I’d spent the last ninety minutes with my client, trying in vain to get him to consider the list of witnesses we planned to call at trial. Thus far, I had obtained from him an in-depth recitation of the entire week of meals served by the Department of Corrections, including last night’s disappointing chili-disappointing, in his eyes, because it had onions, but probably disappointing in several other respects, too-and blow-by-blow descriptions of two Seinfeld episodes he’d watched.
Tom was wearing nothing but a T-shirt on top in a room that was set in the mid-sixties at best. It reminded me of what our shrink, Dr. Baraniq, had said, that Tom avoided any sensation of heat because it reminded him of the war.
“I don’t care about witnesses,” he said, motioning to my file. “I just want this over.”
Dr. Baraniq had also complained to me yesterday that he’d spent an entire day with Tom without gaining any insight whatsoever.

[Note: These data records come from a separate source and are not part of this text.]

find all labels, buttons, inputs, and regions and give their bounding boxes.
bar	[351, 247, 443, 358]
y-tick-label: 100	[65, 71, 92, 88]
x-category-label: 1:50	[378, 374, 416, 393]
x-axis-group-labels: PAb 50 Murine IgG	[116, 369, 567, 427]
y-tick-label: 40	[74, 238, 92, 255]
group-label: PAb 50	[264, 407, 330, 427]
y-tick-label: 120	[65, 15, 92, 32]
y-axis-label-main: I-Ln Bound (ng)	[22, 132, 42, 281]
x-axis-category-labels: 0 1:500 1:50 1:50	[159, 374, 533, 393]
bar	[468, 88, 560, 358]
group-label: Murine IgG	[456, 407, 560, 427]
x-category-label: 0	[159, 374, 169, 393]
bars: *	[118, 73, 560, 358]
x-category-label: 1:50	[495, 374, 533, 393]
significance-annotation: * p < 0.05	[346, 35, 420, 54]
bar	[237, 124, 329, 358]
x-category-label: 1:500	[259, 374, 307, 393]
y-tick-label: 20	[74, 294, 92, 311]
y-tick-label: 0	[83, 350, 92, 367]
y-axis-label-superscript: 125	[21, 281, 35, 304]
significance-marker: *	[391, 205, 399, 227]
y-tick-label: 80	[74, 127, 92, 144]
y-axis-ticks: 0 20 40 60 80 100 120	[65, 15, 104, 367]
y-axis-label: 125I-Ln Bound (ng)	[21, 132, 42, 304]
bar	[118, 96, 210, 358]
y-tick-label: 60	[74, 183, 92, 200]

My expert was going to be left with nothing more than a hypothesis of what might have happened.
“It’s going to be over soon, Tom. Whether you look at this witness list or not. Don’t you want it to be over in a way that we win?”
Tom did what he always did, avoiding eye contact and wiggling his fingers and licking his lips with violent tongue thrusts. The skin around his mouth was chapped so badly that he vaguely resembled Heath Ledger as the Joker.
“I’m not gonna win,” he said.
“We can win, Tom. Just-”
“Don’t wanna.”
“You don’t wanna what? You don’t wanna win?”
Tom looked up at the ceiling and smiled. Then he started laughing. First time I’d seen that emotion from him. Dr. Baraniq had said inappropriate emotional reactions were a symptom of disorganized schizophrenia.
“Win? Win? How’m I supposed to win?”
“You win,” I said, “by showing that you were suffering from your illness when you shot that woman.”
Tom shook his head furiously. “That’s not… that’s not… winning. No, no, no.” He got up from his seat and started walking toward the door.
“What is winning to you?” I called out. “Tom-”
“There’s no winning. I can’t win.” He stood facing the wall, his head shaking more quickly with each passing minute. “I can’t… It doesn’t go away. It doesn’t go away.”
“Hey,” I said.
Just like that, Tom dropped to the floor and began mumbling to himself. The words were inaudible but delivered with violence, with anguish.
“Tom,” I said.
But he wasn’t listening. He rocked back and forth on the floor, lost within himself.
A guard entered the room and looked at me with a question.
“Go ahead,” I said, and sighed. Tom was gone for now. He was probably gone for good.
I had to find a way to help him. But I couldn’t do it without him helping me first.
When I got back out to the registration desk, they handed me my cell phone. I saw three messages from the cell phone of Joel Lightner. When I got out of the elevator, I dialed him up.
“I found something,” he said to me, breathless. “Get ready to be happy.”